Une première variante se fera sur les sujets à piocher et sur les documents distribués aux participants, allant vers des documents scientifiques et techniques à l’Université alors que nous proposerons des articles de vulgarisation ou issus de la presse en collège et en lycée.

Cet atelier peut se poursuivre par des ateliers de réalisation de vidéo avec l’usage d’images ou de textes incrustés qui viendront structurer le discours. Dans ce cas prévoir dans le jeu de rôle un graphiste qui aura à effectuer des recherches d’images libres de droit. Il faudra également prévoir un atelier spécifique au montage pour lequel une approche critique du droit d’auteur et du droit à l’image sera mise en place.

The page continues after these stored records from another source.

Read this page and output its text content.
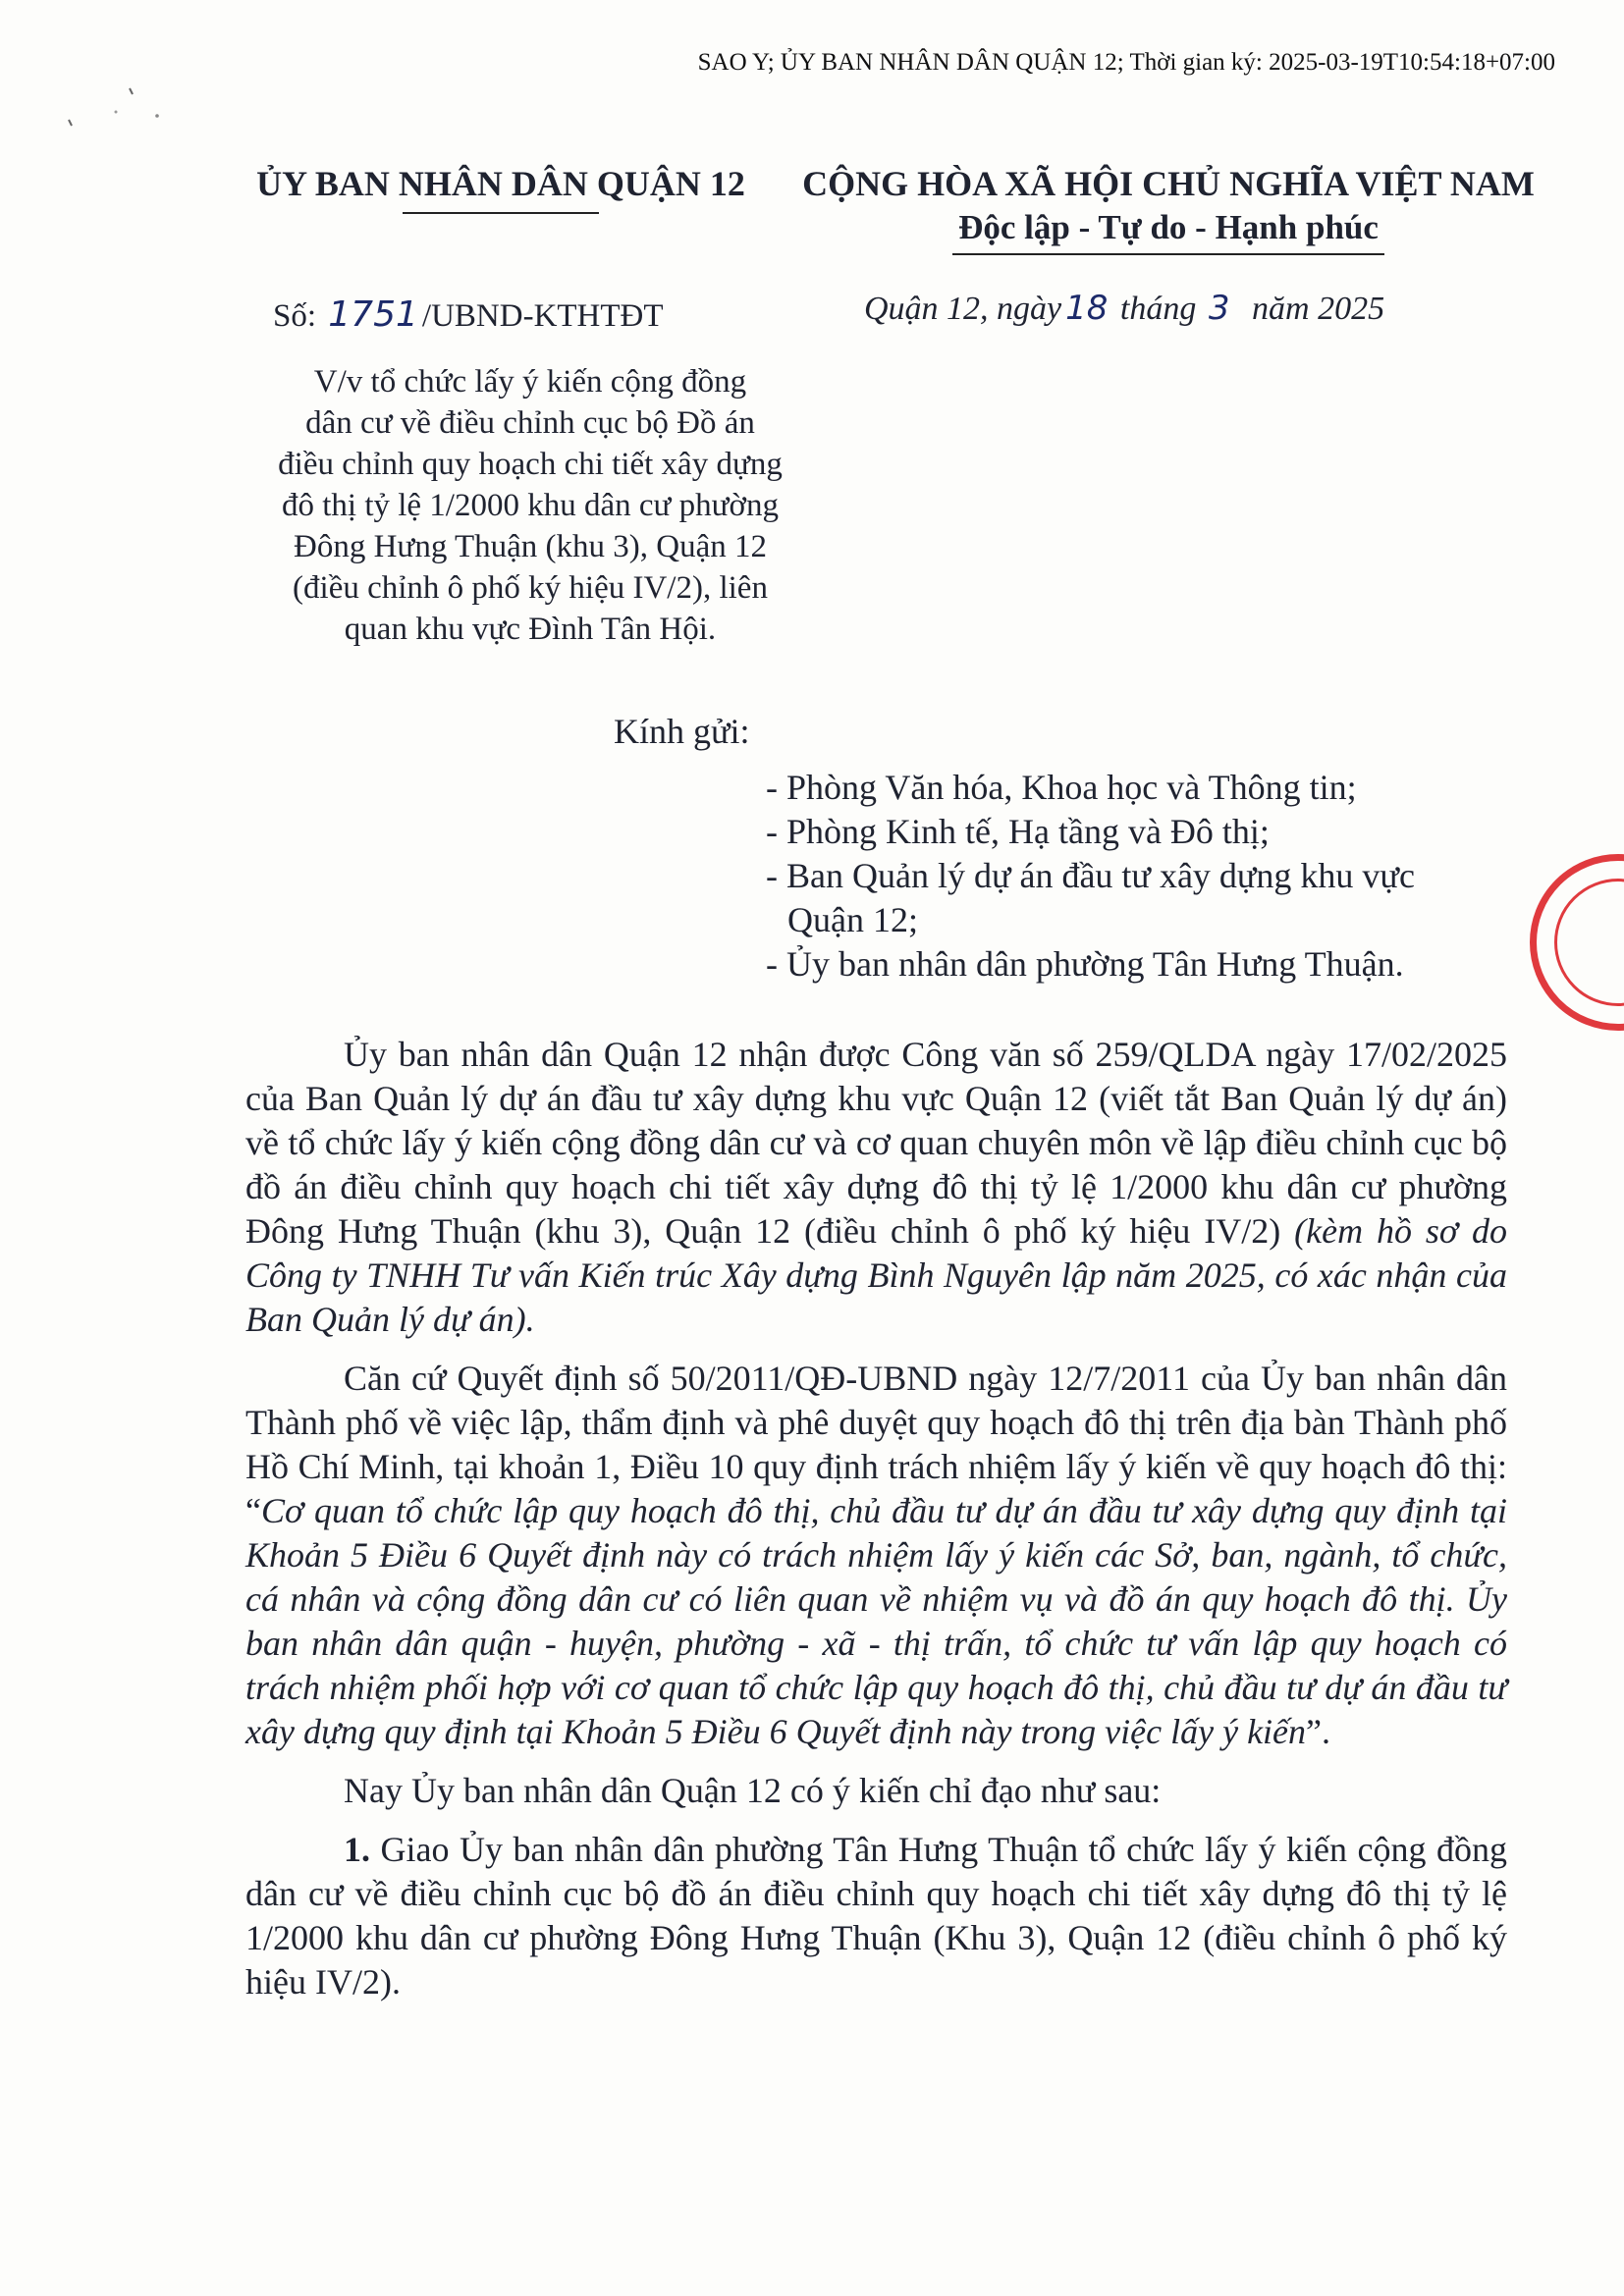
SAO Y; ỦY BAN NHÂN DÂN QUẬN 12; Thời gian ký: 2025-03-19T10:54:18+07:00
ỦY BAN NHÂN DÂN QUẬN 12	CỘNG HÒA XÃ HỘI CHỦ NGHĨA VIỆT NAM
Độc lập - Tự do - Hạnh phúc
Số: 1751 /UBND-KTHTĐT	Quận 12, ngày 18 tháng 3 năm 2025
V/v tổ chức lấy ý kiến cộng đồng
dân cư về điều chỉnh cục bộ Đồ án
điều chỉnh quy hoạch chi tiết xây dựng
đô thị tỷ lệ 1/2000 khu dân cư phường
Đông Hưng Thuận (khu 3), Quận 12
(điều chỉnh ô phố ký hiệu IV/2), liên
quan khu vực Đình Tân Hội.
Kính gửi:
- Phòng Văn hóa, Khoa học và Thông tin;
- Phòng Kinh tế, Hạ tầng và Đô thị;
- Ban Quản lý dự án đầu tư xây dựng khu vực
Quận 12;
- Ủy ban nhân dân phường Tân Hưng Thuận.

Ủy ban nhân dân Quận 12 nhận được Công văn số 259/QLDA ngày 17/02/2025 của Ban Quản lý dự án đầu tư xây dựng khu vực Quận 12 (viết tắt Ban Quản lý dự án) về tổ chức lấy ý kiến cộng đồng dân cư và cơ quan chuyên môn về lập điều chỉnh cục bộ đồ án điều chỉnh quy hoạch chi tiết xây dựng đô thị tỷ lệ 1/2000 khu dân cư phường Đông Hưng Thuận (khu 3), Quận 12 (điều chỉnh ô phố ký hiệu IV/2) (kèm hồ sơ do Công ty TNHH Tư vấn Kiến trúc Xây dựng Bình Nguyên lập năm 2025, có xác nhận của Ban Quản lý dự án).

Căn cứ Quyết định số 50/2011/QĐ-UBND ngày 12/7/2011 của Ủy ban nhân dân Thành phố về việc lập, thẩm định và phê duyệt quy hoạch đô thị trên địa bàn Thành phố Hồ Chí Minh, tại khoản 1, Điều 10 quy định trách nhiệm lấy ý kiến về quy hoạch đô thị: “Cơ quan tổ chức lập quy hoạch đô thị, chủ đầu tư dự án đầu tư xây dựng quy định tại Khoản 5 Điều 6 Quyết định này có trách nhiệm lấy ý kiến các Sở, ban, ngành, tổ chức, cá nhân và cộng đồng dân cư có liên quan về nhiệm vụ và đồ án quy hoạch đô thị. Ủy ban nhân dân quận - huyện, phường - xã - thị trấn, tổ chức tư vấn lập quy hoạch có trách nhiệm phối hợp với cơ quan tổ chức lập quy hoạch đô thị, chủ đầu tư dự án đầu tư xây dựng quy định tại Khoản 5 Điều 6 Quyết định này trong việc lấy ý kiến”.

Nay Ủy ban nhân dân Quận 12 có ý kiến chỉ đạo như sau:

1. Giao Ủy ban nhân dân phường Tân Hưng Thuận tổ chức lấy ý kiến cộng đồng dân cư về điều chỉnh cục bộ đồ án điều chỉnh quy hoạch chi tiết xây dựng đô thị tỷ lệ 1/2000 khu dân cư phường Đông Hưng Thuận (Khu 3), Quận 12 (điều chỉnh ô phố ký hiệu IV/2).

Références bibliographiques

  • Armelle Vincent, Cécile Chaniot et Maëlle Lapointe, « Les 15-25 ans et les YouTubers scientifiques », In : Ipsos, février 2020. [En ligne]

< https://www.ipsos.com/fr-fr/les-15-25-ans-et-les-youtubers-scientifiques >

< http://journals.openedition.org/map/341 >

 Encadrés :

Préparation en amont :

[Plusieurs versions de cet atelier peuvent être proposées selon que l’on traite d’un fait d’actualité, historique ou scientifique]. Le choix orientera la préparation en amont notamment sur le choix des sujets et du corpus d’étude.

  • Sélection de vidéos de youtubeurs (cf. encadré : Sélection subjective de youtubeurs vulgarisateurs) ;
  • Sélection de sujets en lien avec le type de vidéo retenue ;
  • Sélection de documents sur le sujet offrant une diversité d’approches si possible et une diversité de sources ;
  • Création de cartes d’animation papier.

 

Sélection subjective de youtubeurs vulgarisateurs :

  • Hugo décrypte : chaîne d’Hugo Travers, jeune homme d’une vingtaine d’années. Créée en 2015, la chaîne compte aujourd’hui 1,6 millions d’abonnés ; public jeune qui se détourne des médias traditionnels mais s’intéresse à l’actualité.
    Credo : résumer l’actualité en moins de 10 minutes. Chaque jour il s’efforce de rendre l’actualité claire et abordable par tous. Le youtubeur décline son concept sur Twitter et Instagram.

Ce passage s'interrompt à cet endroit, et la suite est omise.